PanTerra to earn into British Columbia gold project

26th February 2015 By: Esmarie Iannucci - Creamer Media Senior Deputy Editor: Australasia

PanTerra to earn into British Columbia gold project

Photo by: Bloomberg

PERTH (miningweekly.com) – Gold miner PanTerra Gold has inked a predevelopment and earn-in agreement with Vancouver-based Canarc Resource Corporation, which was expected to lead to the development of the New Polaris gold mine, in British Columbia.

PanTerra reported on Thursday that the company would progressively spend C$10-million over three stages of predevelopment activities to earn a 50% interest in the project.

Stage 1 of the predevelopment expenditure would consist of C$500 000 over a five-month period, and would involve the production of concentrate from representative ore samples and testwork at a pilot plant in Brisbane.

Stage 1 would also involve a technical and economic review of the proposed mine development and would update the financial model to reflect a 900 t/d mining rate and a production rate of around 40 000 t/y of concentrate.

PanTerra would have 60 days from the completion of Stage 1 in which to elect to proceed to Stage 2, which would require a capital investment of C$3.5-million, of which half would be spent on a drilling programme.

The Stage 3 expenditure of about C$6-million would be primarily on the completion of a definitive feasibility study (DFS), which would involve further in-fill drilling, additional metallurgical testwork and preliminary engineering.

By this point, PanTerra would have earned a 50% interest in the project.

Within six months of completing a DFS, most likely by the fourth quarter of 2016, the Australian company could then purchase a further 1% interest from Canarc for 1% of the net present value established by the project’s DFS.

PanTerra said that assuming a decision to proceed with the development was made by the end of 2016, commissioning of the project was planned for the third or fourth quarter of 2018, subject to approvals being obtained.

PanTerra would purchase all concentrate produced at the project for the life-of-mine, at a price to be determined by the average prevailing market price nominated by two selected traders. The concentrates would then be delivered to the company’s own Las Lagunas project, in the Dominican Republic.

It was expected that the Las Lagunas mill would recover about 100 000 oz/y of gold from the concentrate.

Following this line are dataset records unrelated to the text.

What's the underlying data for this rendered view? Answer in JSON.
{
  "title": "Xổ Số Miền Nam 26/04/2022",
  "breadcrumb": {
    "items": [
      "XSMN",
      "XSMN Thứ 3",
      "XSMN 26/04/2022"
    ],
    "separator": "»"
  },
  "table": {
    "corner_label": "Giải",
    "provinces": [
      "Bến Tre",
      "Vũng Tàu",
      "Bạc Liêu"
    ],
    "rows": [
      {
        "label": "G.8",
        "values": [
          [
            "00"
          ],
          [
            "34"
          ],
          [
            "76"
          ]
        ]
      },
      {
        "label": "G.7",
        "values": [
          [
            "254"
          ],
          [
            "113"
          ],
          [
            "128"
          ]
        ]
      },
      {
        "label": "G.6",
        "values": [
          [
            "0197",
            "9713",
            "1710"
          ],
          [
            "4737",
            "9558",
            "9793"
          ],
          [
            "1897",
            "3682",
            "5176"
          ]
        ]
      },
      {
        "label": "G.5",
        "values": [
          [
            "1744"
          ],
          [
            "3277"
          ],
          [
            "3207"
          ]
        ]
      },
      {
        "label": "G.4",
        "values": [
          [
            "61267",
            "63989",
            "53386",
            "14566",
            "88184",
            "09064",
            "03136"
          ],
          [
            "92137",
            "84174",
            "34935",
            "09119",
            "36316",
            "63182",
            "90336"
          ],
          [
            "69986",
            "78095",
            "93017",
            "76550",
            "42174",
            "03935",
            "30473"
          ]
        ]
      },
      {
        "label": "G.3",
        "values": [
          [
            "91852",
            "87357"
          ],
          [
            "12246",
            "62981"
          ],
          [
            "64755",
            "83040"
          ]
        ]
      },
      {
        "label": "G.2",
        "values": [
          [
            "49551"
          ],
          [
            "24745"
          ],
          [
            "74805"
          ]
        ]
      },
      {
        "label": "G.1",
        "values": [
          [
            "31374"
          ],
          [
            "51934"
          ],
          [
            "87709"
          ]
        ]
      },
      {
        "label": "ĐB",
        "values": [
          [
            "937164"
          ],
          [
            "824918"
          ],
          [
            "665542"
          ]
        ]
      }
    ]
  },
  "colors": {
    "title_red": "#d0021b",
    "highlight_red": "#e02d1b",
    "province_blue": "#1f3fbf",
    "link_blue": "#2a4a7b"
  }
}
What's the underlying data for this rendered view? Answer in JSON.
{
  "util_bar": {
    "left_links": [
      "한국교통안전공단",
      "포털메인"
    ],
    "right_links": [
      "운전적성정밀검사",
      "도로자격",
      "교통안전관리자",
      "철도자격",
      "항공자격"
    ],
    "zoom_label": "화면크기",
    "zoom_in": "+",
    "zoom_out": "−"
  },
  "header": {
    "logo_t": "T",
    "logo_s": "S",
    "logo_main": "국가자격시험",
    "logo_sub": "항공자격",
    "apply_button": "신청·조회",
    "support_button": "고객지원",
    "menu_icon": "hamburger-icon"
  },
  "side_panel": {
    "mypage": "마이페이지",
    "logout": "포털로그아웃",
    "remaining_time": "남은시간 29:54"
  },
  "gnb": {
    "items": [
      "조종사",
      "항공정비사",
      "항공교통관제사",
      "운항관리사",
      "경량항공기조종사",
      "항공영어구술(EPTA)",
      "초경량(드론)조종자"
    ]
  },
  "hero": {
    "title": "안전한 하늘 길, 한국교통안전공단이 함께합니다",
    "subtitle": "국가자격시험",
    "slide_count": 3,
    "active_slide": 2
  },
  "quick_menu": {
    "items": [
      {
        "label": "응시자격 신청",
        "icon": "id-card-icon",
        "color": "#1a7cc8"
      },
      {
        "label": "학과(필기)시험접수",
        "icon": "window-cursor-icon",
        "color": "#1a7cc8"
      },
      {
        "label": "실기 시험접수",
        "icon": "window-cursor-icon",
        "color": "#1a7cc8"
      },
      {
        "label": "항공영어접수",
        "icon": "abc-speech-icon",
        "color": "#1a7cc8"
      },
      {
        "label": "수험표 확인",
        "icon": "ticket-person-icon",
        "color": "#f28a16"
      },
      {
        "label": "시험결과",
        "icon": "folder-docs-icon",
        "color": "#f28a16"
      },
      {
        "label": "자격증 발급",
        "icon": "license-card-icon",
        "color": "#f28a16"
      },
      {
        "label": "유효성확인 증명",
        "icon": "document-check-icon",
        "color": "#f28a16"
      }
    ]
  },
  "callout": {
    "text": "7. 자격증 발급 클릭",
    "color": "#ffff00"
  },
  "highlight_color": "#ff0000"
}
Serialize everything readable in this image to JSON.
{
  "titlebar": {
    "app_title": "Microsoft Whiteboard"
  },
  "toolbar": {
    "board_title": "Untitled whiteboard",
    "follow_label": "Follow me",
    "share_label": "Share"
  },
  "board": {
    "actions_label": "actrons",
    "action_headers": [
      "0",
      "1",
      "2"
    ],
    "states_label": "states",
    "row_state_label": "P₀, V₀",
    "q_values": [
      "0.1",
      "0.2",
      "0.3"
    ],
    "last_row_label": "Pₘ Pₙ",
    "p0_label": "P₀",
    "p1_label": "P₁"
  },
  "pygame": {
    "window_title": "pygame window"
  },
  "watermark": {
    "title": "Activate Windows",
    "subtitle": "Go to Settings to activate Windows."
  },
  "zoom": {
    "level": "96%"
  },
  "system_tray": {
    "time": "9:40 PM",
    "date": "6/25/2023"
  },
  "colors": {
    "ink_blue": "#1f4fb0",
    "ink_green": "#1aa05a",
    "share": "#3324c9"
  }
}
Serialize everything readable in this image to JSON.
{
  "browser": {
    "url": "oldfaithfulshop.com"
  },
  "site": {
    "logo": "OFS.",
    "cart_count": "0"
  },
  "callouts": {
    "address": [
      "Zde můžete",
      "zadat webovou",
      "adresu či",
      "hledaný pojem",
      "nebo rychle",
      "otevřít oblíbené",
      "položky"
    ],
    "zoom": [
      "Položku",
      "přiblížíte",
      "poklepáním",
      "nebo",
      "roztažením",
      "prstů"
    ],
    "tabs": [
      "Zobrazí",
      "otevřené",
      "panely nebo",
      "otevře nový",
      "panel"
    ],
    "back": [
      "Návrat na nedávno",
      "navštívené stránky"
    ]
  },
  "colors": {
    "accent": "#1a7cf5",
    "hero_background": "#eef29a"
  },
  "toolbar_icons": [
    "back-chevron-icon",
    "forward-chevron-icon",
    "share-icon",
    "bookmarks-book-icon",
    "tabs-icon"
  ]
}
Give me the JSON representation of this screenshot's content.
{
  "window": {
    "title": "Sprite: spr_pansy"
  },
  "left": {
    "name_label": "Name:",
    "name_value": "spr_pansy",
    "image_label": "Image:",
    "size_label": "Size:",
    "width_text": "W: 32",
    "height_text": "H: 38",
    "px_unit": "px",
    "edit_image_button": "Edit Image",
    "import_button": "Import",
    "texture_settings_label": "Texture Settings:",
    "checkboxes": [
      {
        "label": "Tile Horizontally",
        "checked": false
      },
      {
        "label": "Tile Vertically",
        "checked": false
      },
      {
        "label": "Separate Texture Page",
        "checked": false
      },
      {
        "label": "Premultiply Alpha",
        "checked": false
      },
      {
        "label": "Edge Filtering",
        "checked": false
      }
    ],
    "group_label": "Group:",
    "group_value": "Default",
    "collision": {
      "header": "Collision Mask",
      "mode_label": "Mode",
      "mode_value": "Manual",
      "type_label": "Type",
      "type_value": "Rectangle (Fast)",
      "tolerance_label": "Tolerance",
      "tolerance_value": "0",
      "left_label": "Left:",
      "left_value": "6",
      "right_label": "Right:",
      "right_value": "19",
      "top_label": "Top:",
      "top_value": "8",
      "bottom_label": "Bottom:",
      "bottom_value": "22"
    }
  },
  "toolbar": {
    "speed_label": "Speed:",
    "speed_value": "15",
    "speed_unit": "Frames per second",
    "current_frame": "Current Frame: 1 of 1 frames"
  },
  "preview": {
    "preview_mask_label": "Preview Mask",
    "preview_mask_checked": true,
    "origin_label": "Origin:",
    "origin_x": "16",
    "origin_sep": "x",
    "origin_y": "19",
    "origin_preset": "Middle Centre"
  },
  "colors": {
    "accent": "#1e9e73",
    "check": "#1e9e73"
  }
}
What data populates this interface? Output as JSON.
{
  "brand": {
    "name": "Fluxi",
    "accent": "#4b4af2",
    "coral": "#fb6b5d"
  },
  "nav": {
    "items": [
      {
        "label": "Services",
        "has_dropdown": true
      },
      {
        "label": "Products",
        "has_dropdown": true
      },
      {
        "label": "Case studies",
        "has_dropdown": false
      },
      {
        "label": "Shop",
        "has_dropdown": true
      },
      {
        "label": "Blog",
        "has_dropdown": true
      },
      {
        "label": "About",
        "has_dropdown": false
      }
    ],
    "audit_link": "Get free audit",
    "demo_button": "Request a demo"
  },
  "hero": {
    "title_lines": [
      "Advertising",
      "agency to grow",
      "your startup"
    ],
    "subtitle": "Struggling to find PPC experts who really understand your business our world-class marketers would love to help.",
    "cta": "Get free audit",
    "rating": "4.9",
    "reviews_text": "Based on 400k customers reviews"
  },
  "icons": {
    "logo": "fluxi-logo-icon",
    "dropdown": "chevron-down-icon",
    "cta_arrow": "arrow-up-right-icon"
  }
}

PanTerra noted that the 40 000 t/y concentrate from the New Polaris mine would take up only 25% of the Las Lagunas plant capacity, providing scope for sourcing additional refractory concentrate to increase the 100 000 oz/y recovery.

The miner said that it was investigating a number of prospective developments within the region that could potentially add to the New Polaris supply. The company was also in a position to enhance its current production in the near-term if it was able to purchase high-grade refractory concentrate from existing producers, suitable for blending with the low-grade Las Lagunas tailings.

In 2014, PanTerra was forced to seek alternative opportunities for its Las Lagunas operation, as the mine continued to deliver below expectations. A review process had revealed that the project would be unable to achieve the gold and silver recoveries originally expected from the project, as the Albion/carbon-in-leach process technology was only treating old mine tailings, rather than clean concentrate produced from mining operations.